Inevitably, if you have offspring in primary or secondary school in the UK then you will be governed by the national school holidays and thus have to pay a bumper price for your family vacation. This is bound to effect what and where you chose in terms of your break, but rest assured that any form of travel will have a positive effect on your children, even if you only make it a few miles down the road or you jet-set across the globe!
The Positive Effects of Travel On Youth
Though some parents may not have the money or the time off from work to be able to pack their bags and leave the country for a week during the school holidays, those parents who home school may have a different approach to using travel as a learning tool because of their flexibility. Whether you are a stay at home parent and teacher or your child attends a state school, then you can all benefit from these great advantages of taking your child out of their usual surroundings for the break.
Note that you don't necessarily have to share the experience with your child - school trips are just as much a journey of growth and learning as a family holiday!
1. Allows kids to have new experiences
Travel, going away, or simply visiting family in other locations provides new stimuli and opportunities to broaden understanding. Whenever children are experiencing new things, new places, new habitats, new cities or countryside, new activities from map reading or surfing to ordering your dinner in French or using public toilets in Greece (quite an experience!), they are learning. Their mind is being expanded and challenged, their skills and understanding are increasing, confidence grows.
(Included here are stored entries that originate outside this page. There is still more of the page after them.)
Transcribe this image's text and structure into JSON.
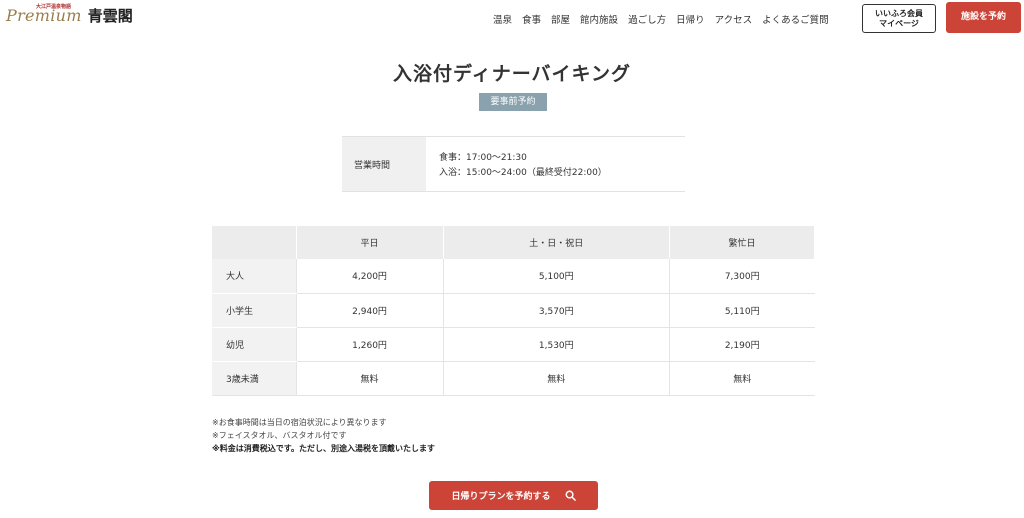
{
  "header": {
    "logo": {
      "premium": "Premium",
      "sub": "大江戸温泉物語",
      "name": "青雲閣"
    },
    "nav": [
      "温泉",
      "食事",
      "部屋",
      "館内施設",
      "過ごし方",
      "日帰り",
      "アクセス",
      "よくあるご質問"
    ],
    "member_button": {
      "line1": "いいふろ会員",
      "line2": "マイページ"
    },
    "reserve_button": "施設を予約"
  },
  "main": {
    "title": "入浴付ディナーバイキング",
    "badge": "要事前予約",
    "hours": {
      "label": "営業時間",
      "lines": [
        "食事：17:00～21:30",
        "入浴：15:00～24:00（最終受付22:00）"
      ]
    },
    "price_table": {
      "headers": [
        "",
        "平日",
        "土・日・祝日",
        "繁忙日"
      ],
      "rows": [
        {
          "label": "大人",
          "values": [
            "4,200円",
            "5,100円",
            "7,300円"
          ]
        },
        {
          "label": "小学生",
          "values": [
            "2,940円",
            "3,570円",
            "5,110円"
          ]
        },
        {
          "label": "幼児",
          "values": [
            "1,260円",
            "1,530円",
            "2,190円"
          ]
        },
        {
          "label": "3歳未満",
          "values": [
            "無料",
            "無料",
            "無料"
          ]
        }
      ]
    },
    "notes": [
      "※お食事時間は当日の宿泊状況により異なります",
      "※フェイスタオル、バスタオル付です",
      "※料金は消費税込です。ただし、別途入湯税を頂戴いたします"
    ],
    "cta_label": "日帰りプランを予約する",
    "cta_icon": "search-icon"
  },
  "colors": {
    "accent": "#cc4437",
    "badge": "#8aa2ad",
    "logo_gold": "#9a7d4c"
  }
}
Even being in an airport or station can do that.
2. Enables them to challenge themselves with new pursuits
New pursuits, especially physical ones, challenge our kids and when they are challenged they are developing. Challenges like ‘how can I stay on this skim board’ or ‘how can I raise some extra cash this summer’ stimulate mental development, and all physical activity increases blood to the brain and therefore extends mental capacity, as well as being good for the body and general wellbeing. It all educates in one way or another.
Camping, for example, may be seen as 'lame' but it gives young ones so many opportunities to learn about the world and how to fend for themselves. Living without the internet and a toilet that flushes might end up giving them the best lesson ever!
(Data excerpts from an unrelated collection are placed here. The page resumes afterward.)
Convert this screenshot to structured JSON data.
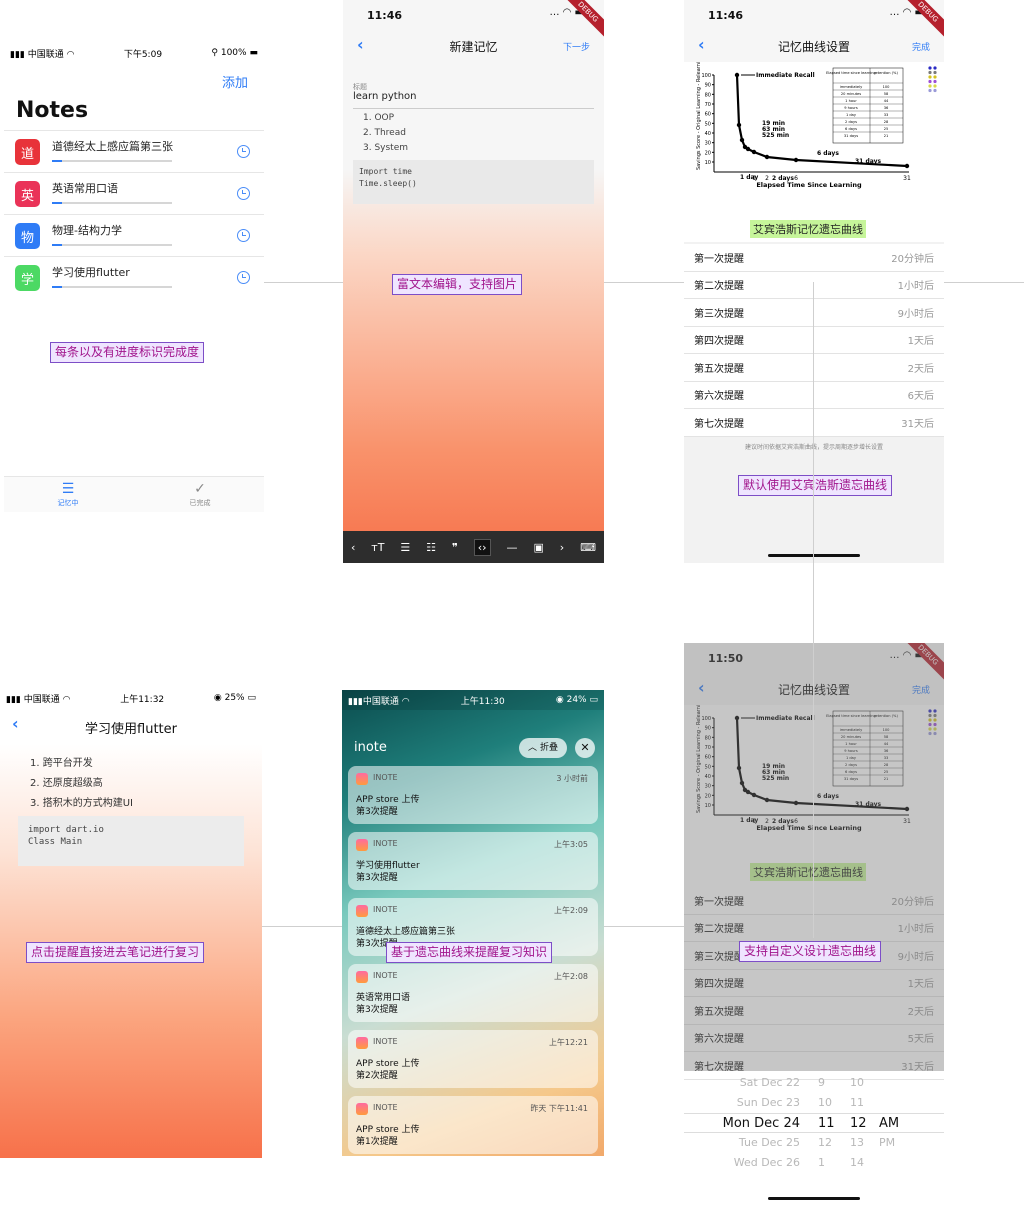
{
  "annotations": {
    "progress": "每条以及有进度标识完成度",
    "rich_text": "富文本编辑，支持图片",
    "ebbinghaus_default": "默认使用艾宾浩斯遗忘曲线",
    "custom_curve": "支持自定义设计遗忘曲线",
    "curve_reminder": "基于遗忘曲线来提醒复习知识",
    "tap_to_review": "点击提醒直接进去笔记进行复习"
  },
  "notes_screen": {
    "carrier": "中国联通",
    "time": "下午5:09",
    "battery": "100%",
    "add_label": "添加",
    "title": "Notes",
    "items": [
      {
        "badge": "道",
        "color": "#e8333a",
        "title": "道德经太上感应篇第三张",
        "progress": 0.08
      },
      {
        "badge": "英",
        "color": "#ea3358",
        "title": "英语常用口语",
        "progress": 0.08
      },
      {
        "badge": "物",
        "color": "#2f7cf6",
        "title": "物理-结构力学",
        "progress": 0.08
      },
      {
        "badge": "学",
        "color": "#4cd964",
        "title": "学习使用flutter",
        "progress": 0.08
      }
    ],
    "tabs": [
      {
        "label": "记忆中"
      },
      {
        "label": "已完成"
      }
    ]
  },
  "editor_screen": {
    "time": "11:46",
    "debug": "DEBUG",
    "title": "新建记忆",
    "next": "下一步",
    "field_label": "标题",
    "field_value": "learn python",
    "list": [
      "OOP",
      "Thread",
      "System"
    ],
    "code": [
      "Import time",
      "Time.sleep()"
    ]
  },
  "curve_screen": {
    "time": "11:46",
    "debug": "DEBUG",
    "title": "记忆曲线设置",
    "done": "完成",
    "caption": "艾宾浩斯记忆遗忘曲线",
    "chart": {
      "legend": "Immediate Recall",
      "xlabel": "Elapsed Time Since Learning",
      "ylabel": "Savings Score - Original Learning - Relearning / Original Learning ×100",
      "yticks": [
        "100",
        "90",
        "80",
        "70",
        "60",
        "50",
        "40",
        "30",
        "20",
        "10"
      ],
      "xticks": [
        "1",
        "2",
        "6",
        "31"
      ],
      "point_labels": [
        "19 min",
        "63 min",
        "525 min",
        "6 days",
        "31 days",
        "1 day",
        "2 days"
      ],
      "table_headers": [
        "Elapsed time since learning",
        "retention (%)"
      ],
      "table_rows": [
        [
          "immediately",
          "100"
        ],
        [
          "20 minutes",
          "58"
        ],
        [
          "1 hour",
          "44"
        ],
        [
          "9 hours",
          "36"
        ],
        [
          "1 day",
          "33"
        ],
        [
          "2 days",
          "28"
        ],
        [
          "6 days",
          "25"
        ],
        [
          "31 days",
          "21"
        ]
      ]
    },
    "reminders": [
      {
        "label": "第一次提醒",
        "value": "20分钟后"
      },
      {
        "label": "第二次提醒",
        "value": "1小时后"
      },
      {
        "label": "第三次提醒",
        "value": "9小时后"
      },
      {
        "label": "第四次提醒",
        "value": "1天后"
      },
      {
        "label": "第五次提醒",
        "value": "2天后"
      },
      {
        "label": "第六次提醒",
        "value": "6天后"
      },
      {
        "label": "第七次提醒",
        "value": "31天后"
      }
    ],
    "note": "建议时间依据艾宾浩斯曲线，提示周期逐步增长设置"
  },
  "curve_screen_2": {
    "time": "11:50",
    "debug": "DEBUG",
    "title": "记忆曲线设置",
    "done": "完成",
    "caption": "艾宾浩斯记忆遗忘曲线",
    "reminders": [
      {
        "label": "第一次提醒",
        "value": "20分钟后"
      },
      {
        "label": "第二次提醒",
        "value": "1小时后"
      },
      {
        "label": "第三次提醒",
        "value": "9小时后"
      },
      {
        "label": "第四次提醒",
        "value": "1天后"
      },
      {
        "label": "第五次提醒",
        "value": "2天后"
      },
      {
        "label": "第六次提醒",
        "value": "5天后"
      },
      {
        "label": "第七次提醒",
        "value": "31天后"
      }
    ],
    "picker": {
      "rows": [
        {
          "date": "Sat Dec 22",
          "h": "9",
          "m": "10",
          "ap": ""
        },
        {
          "date": "Sun Dec 23",
          "h": "10",
          "m": "11",
          "ap": ""
        },
        {
          "date": "Mon Dec 24",
          "h": "11",
          "m": "12",
          "ap": "AM"
        },
        {
          "date": "Tue Dec 25",
          "h": "12",
          "m": "13",
          "ap": "PM"
        },
        {
          "date": "Wed Dec 26",
          "h": "1",
          "m": "14",
          "ap": ""
        }
      ]
    }
  },
  "detail_screen": {
    "carrier": "中国联通",
    "time": "上午11:32",
    "battery": "25%",
    "title": "学习使用flutter",
    "list": [
      "跨平台开发",
      "还原度超级高",
      "搭积木的方式构建UI"
    ],
    "code": [
      "import dart.io",
      "Class Main"
    ]
  },
  "notification_screen": {
    "carrier": "中国联通",
    "time": "上午11:30",
    "battery": "24%",
    "app_title": "inote",
    "collapse": "折叠",
    "close": "✕",
    "items": [
      {
        "app": "INOTE",
        "time": "3 小时前",
        "title": "APP store 上传",
        "body": "第3次提醒"
      },
      {
        "app": "INOTE",
        "time": "上午3:05",
        "title": "学习使用flutter",
        "body": "第3次提醒"
      },
      {
        "app": "INOTE",
        "time": "上午2:09",
        "title": "道德经太上感应篇第三张",
        "body": "第3次提醒"
      },
      {
        "app": "INOTE",
        "time": "上午2:08",
        "title": "英语常用口语",
        "body": "第3次提醒"
      },
      {
        "app": "INOTE",
        "time": "上午12:21",
        "title": "APP store 上传",
        "body": "第2次提醒"
      },
      {
        "app": "INOTE",
        "time": "昨天 下午11:41",
        "title": "APP store 上传",
        "body": "第1次提醒"
      }
    ]
  }
}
3. Advances their social and interaction skills
The relaxed social interaction you get on holiday, with a wide range of people of all ages and from all areas of life, like visiting distant family or meeting others on trips and holiday venues, increases the children’s social skills and therefore confidence. It gives them opportunities to learn to interact in a more normal social setting than the tense and restricted one found in school. It provides opportunity for conversation, language development, increased understanding and empathy for others and many other essential social skills. Just picture your child making friends in the communal swimming pool, meeting new people in kids' club and getting to interact and communicate with children from other countries as well!
4. Gives them the space they need to relax and unwind
Just like you, your child needs some time to de-stress and forget about all their worries - "but what have they got to be so stressed about as a child", you might be thinking?
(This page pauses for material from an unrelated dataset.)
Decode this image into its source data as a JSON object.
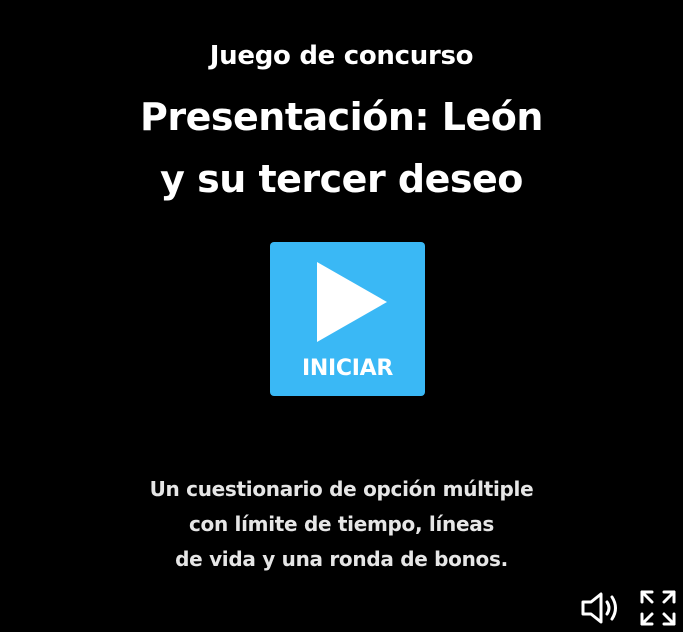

Believe it or not, your child probably goes through the same tumultuous emotions as you do when faced with challenging days, months or even years, from fighting with their friend to worrying over an important exam. It's important not to belittle their fragile state and to instead acknowledge their feelings of anxiety, stress or tiredness and offer them the opportunity to let these go and focus on self-care. After all, you want your child to learn how to tackle these negative feelings and be able to cope with them in the future as their worries and pressures potentially become greater.
Don't Feel Obliged To Spend Money On A Holiday
Okay, so we've been going on and on about how great a holiday is for a child, and we stand by this. However, this is only an experience, a bonus you might say, and should be just that - a holiday should be memorable and not the norm for you child (unless, of course, you visit the same place every year or go to see family and this is a regular concurrence and is still a special time) which means that if for one reason or another you can't give your child a holiday for one or two years then they won't be missing anything because they don't know what it is they're missing out on.
You see, children are adaptable and will find ways of entertaining themselves wherever they find themselves.
Spending time at or close to home can be just as satisfying
Even time at home without being entertained by you, or video games or the TV gives kids valuable opportunity to think about personal pursuits and their own lives and to find ways independently to do.
Home educated children, for example, traditionally have lots of time to find pursuits that engage and motivate them. Their school is their surroundings so they take interest in all of the details. That stimulation spills over into many aspects of their lives, their education included and it teaches them ways to be independent in what they do, how they think and how they lead their own lives. They learn how to take charge of themselves – an essential life skill.
Children can rediscover what they love to do
Holidays provide time for school children to get back into the habit of doing what they love and find out what really makes them tick.
So rather than taking a complete break from education for the summer, parents come to find that their kids are learning just as much from doing things they love around the house; reading in the garden, going out to the park to see friends, creating, building and crafting, exploring and investigating their outdoor environment, or beginning a new project. Life is much the same as any other time, but it feels more precious because it is the school holidays and there is a certain value placed on their time and freedom during those weeks.
And then, when you take your kids back into the education environment they tend to have further skills, simply from having time to exercise their minds and bodies without restrictions.
Motivated children are learning children
Personal time to find out what they love to do and what motivates them is essential for their development. That’s why children educated out of school are often more motivated than children who’ve spent all their lives being dictated to and this is something that all parents can take note of when they start to look at, plan or worry about their kids' next school leave.
It could be said that the policy of preventing parents from taking their children on holiday in term time is bizarre, since we all know and agree that travel and all new experiences teach children something, but while that rule is in place then parents must accept that and try to use the school holidays efficiently.
Holidays are as educational as term time, so there really needn't be a distinction between the two.